The book is a portfolio of three Northern California architectural projects: Canyon House, Inverness House, and Mocabee House. Each house is very different in style, but the themes that are explored are consistent in the architecture and the interiors. Canyon House is detailed to seamlessly nestle into its steep creek side landscape. The house follows the contours of the landscape, and is built with attention to carving space out of the canyon. Using the expertise of crafts people and design consultants to create the unique wood carved screens and furniture, the soft stone floors, and the interior and exterior flow of the home make Canyon House an exceptional example of craft and beauty. Inverness House is built on a ridge top with views of Tomales Bay. The house explores the intersection between the local vernacular of an older western red cedar wood cabin and a new modern house. The materials used are sourced locally and the home has an organic, simple, cozy well being feeling in its architecture and presentation. Mocabee House is a modern concept of a farmhouse set on a former four-acre walnut orchard. The house has an agrarian feeling, set up as a way to capture light filled spaces all day long with its low horizon and borrowed distant views of the Mayacama Mountains. The house is designed to use the exterior spaces with ease and celebration, and its farm to table lifestyle is clearly explored in the houses material and interior design selection.

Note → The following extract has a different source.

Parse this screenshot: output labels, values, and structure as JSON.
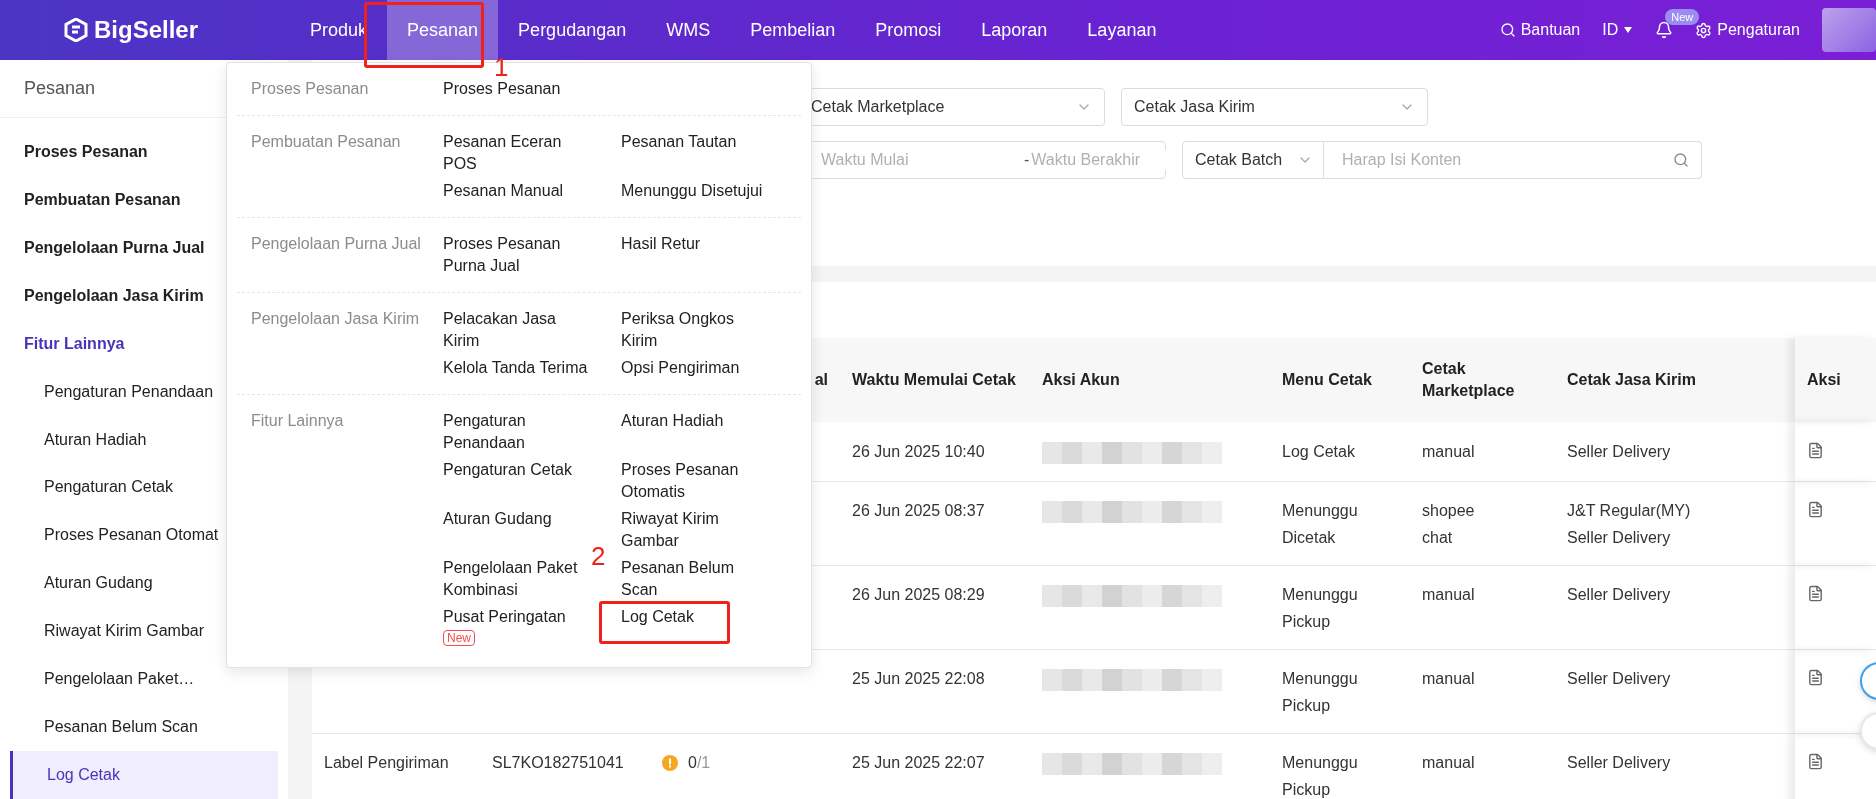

This book examines the role of the international financial system in the development of Pacific Asia and, conversely, the region's growing influence on North America and the world economy. It looks at the distant future, being devoted primarily to understanding the emergence of modern Pacific Asia.
"Morris successfully weaves the intricacies of baseball's history into a compelling narrative while giving us a keen analysis of its larger significance. It is rare to find someone who can pull that off. This is an absorbing and distinguished addition to sports history, to Taiwanese history, and to studies of colonialism and its aftermath."--William Kelly, Yale University "Colonial Project, National Game offers an engaging and penetrating analysis of the culture of baseball in Taiwan, in both its local and global conditions. Morris weaves details into a compelling narrative that is as much about the game on the field as the game being played out in the arenas of ethnicity, nationalism and geopolitics. Morris's study is a model of sophistication and lucidity. He demonstrates that through a perceptive reading of the mundane world of curve balls and player contracts, we can better understand the ideological substructure of the social."--Joseph R. Allen, University of Minnesota, Twin Cities
This volume of The International Symposia in Economic Theory and Econometrics explores and investigates contemporary challenges and issues facing the Asia-Pacific economies. For researchers and students of economics and finance, this volume is a fascinating exploration of emerging topics in one the fastest growing economies in the world.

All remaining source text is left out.